# PRIN PNRR Grant P20229PBZR (2023-2025) “When deep learning is not enough: creating hard benchmarks and physics-inspired algorithms for combinatorial optimization problems"

Bocconi Unit Coordinator: Carlo Lucibello

ABSTRACT

Combinatorial optimization problems (COPs) such as the traveling salesman problem and boolean satisfiability problems are of

fundamental importance in theoretical computer science and in countless industrial applications.

Recently, machine learning (ML) tools such as transformers and graph neural networks, have been applied to COPs in an effort to

overcome the limitations of classical solvers. Despite the outstanding results obtained in computer vision and natural language processing, ML models are not yet competitive with classical algorithms for COPs.

Part of the success of modern ML is due to the creation of large training datasets and to a benchmark-driven culture where each new

model is compared to competing ones on a variety of datasets. We argue that current datasets and benchmarks for COPs could be

largely improved; Moreover claims of effectiveness against classical solvers are often overstated. In some scenarios, simple greedy

algorithms return solutions of the same quality as ML models while being several orders of magnitude faster.

The statistical physics community has analyzed COPs for several decades, developing powerful and generic solvers such as

simulated annealing and parallel tempering, and identifying ensembles of synthetic problems whose hardness can be tuned by a

single parameter in a controlled way.

In this proposal we will look at COPs through the lens of statistical physics with the goal of i) creating synthetic datasets and hard

benchmarks for testing classical and learned algorithms ii) using physical knowledge to understand what hardness is for ML

algorithms.

We will highlight the hardest problems for existing classical algorithms and outline the current and future challenges for models. We

will provide datasets of various degrees of hardness, both supervised and unsupervised, that can be used for training and testing

models. We will open-source and make publicly available the datasets along with libraries containing the best algorithms designed

by different communities, in order to bootstrap future research and provide high-quality baselines.

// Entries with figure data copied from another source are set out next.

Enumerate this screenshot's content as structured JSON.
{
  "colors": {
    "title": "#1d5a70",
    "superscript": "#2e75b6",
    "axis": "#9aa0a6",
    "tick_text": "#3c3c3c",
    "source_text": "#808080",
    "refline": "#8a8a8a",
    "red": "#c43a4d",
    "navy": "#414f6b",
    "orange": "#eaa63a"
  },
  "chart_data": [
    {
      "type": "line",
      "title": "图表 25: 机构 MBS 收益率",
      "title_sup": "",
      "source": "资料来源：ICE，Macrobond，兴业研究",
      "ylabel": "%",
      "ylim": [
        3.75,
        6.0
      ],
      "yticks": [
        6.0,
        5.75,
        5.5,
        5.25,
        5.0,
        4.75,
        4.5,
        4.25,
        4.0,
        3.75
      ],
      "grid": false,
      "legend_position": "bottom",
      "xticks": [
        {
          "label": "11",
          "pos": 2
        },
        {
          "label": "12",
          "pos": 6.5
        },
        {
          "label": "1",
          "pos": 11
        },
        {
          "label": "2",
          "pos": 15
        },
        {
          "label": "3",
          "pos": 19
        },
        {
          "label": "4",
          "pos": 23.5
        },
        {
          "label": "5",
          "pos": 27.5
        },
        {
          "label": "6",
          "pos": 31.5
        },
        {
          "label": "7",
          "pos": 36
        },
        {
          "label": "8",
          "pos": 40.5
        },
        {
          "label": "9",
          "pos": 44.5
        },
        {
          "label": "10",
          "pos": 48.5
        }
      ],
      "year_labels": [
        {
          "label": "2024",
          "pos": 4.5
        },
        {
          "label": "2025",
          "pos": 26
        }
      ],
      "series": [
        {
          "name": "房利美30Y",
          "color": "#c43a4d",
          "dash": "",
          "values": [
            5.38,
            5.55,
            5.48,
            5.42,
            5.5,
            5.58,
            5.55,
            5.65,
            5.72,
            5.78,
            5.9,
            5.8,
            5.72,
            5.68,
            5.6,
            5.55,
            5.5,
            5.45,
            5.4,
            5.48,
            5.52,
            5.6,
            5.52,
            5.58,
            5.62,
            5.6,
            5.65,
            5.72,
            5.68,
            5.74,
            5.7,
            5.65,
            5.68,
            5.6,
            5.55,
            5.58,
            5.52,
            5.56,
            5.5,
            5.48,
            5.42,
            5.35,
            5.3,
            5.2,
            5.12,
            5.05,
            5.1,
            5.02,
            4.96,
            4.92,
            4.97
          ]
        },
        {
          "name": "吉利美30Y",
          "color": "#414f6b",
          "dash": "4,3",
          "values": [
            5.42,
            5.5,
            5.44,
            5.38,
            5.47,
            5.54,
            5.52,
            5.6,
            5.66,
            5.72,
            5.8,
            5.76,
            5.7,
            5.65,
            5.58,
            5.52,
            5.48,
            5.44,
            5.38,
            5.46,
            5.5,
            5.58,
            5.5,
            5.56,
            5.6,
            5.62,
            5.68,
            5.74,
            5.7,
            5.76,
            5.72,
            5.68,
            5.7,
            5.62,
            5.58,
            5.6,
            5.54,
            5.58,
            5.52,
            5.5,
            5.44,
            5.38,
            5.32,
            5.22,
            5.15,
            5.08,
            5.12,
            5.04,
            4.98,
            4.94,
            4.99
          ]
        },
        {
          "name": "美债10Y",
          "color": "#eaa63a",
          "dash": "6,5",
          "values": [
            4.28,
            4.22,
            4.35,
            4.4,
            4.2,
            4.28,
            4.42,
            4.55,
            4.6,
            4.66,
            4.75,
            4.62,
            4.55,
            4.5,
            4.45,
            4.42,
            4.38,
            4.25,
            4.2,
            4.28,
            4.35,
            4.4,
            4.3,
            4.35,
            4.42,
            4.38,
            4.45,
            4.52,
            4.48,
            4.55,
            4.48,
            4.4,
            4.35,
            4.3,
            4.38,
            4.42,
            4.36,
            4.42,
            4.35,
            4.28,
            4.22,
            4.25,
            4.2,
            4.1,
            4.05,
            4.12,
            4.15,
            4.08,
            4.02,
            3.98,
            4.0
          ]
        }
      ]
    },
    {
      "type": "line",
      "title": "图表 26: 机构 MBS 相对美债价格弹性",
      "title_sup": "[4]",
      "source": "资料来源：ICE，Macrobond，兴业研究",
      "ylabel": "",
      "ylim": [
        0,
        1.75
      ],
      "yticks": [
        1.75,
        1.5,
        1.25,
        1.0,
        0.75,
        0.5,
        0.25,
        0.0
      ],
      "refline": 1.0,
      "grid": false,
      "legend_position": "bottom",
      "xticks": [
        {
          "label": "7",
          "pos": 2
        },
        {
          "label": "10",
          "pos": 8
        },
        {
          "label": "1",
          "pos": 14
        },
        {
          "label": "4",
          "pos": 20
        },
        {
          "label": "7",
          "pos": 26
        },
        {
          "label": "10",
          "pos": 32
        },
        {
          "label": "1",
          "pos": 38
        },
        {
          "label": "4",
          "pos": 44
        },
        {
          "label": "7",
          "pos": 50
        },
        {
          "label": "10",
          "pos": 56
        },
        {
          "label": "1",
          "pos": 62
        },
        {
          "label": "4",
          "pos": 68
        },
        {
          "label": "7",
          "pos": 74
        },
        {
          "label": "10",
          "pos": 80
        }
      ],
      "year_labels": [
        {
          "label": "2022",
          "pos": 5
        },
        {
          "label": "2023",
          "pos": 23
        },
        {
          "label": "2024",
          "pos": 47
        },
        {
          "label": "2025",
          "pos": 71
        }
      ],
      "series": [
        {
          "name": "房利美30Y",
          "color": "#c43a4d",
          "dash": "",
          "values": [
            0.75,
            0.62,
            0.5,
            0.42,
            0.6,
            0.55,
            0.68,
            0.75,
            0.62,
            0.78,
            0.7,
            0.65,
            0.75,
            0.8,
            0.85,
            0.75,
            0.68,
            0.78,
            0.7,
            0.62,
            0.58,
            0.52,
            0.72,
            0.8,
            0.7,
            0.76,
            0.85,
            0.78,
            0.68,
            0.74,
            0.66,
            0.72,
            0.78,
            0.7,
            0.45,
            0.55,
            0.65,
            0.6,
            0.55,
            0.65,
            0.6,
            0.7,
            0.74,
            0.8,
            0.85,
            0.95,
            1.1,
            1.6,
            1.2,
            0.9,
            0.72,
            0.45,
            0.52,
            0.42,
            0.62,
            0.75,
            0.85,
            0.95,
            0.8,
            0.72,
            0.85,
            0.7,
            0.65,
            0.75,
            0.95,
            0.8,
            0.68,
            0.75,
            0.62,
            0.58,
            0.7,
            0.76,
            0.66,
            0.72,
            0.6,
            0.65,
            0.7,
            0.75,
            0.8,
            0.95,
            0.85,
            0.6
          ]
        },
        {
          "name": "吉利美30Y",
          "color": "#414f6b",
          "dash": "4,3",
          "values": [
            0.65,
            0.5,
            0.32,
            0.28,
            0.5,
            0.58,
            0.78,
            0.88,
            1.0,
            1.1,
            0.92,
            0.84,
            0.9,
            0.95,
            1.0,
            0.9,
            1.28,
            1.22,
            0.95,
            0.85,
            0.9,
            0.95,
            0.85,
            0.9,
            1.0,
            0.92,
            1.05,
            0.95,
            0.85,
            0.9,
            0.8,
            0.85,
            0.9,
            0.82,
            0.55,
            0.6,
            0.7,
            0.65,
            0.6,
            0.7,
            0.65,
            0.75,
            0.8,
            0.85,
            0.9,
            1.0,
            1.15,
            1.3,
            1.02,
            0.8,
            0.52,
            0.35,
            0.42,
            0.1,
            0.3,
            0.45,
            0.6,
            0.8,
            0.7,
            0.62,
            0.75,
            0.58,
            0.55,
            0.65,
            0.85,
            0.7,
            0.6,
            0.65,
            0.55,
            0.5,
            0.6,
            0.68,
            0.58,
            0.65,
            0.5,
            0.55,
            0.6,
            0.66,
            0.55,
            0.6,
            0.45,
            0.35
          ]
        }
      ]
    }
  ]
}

In this proposal, we will also consider the problem of unbiased sampling solutions to constraint satisfaction problems. We will build

on recent advances in deep learning, mathematics, and statistical physics to develop two efficient and scalable algorithms, a

classical one and a learned one. Their common underpinning is in the fact that they will be both expressed as stochastic diffusive

processes, namely stochastic localization and denoising probabilistic diffusion (the one behind recent text-to-image models). We will

test the algorithms on the paradigmatic benchmarks developed during the project. Moreover, we will offer a characterization of their

strengths and limitations in terms of a geometrical description of the solution space sing tools from spin glass theory. The resulting

theoretical control of ML systems will improve their safety and explainability.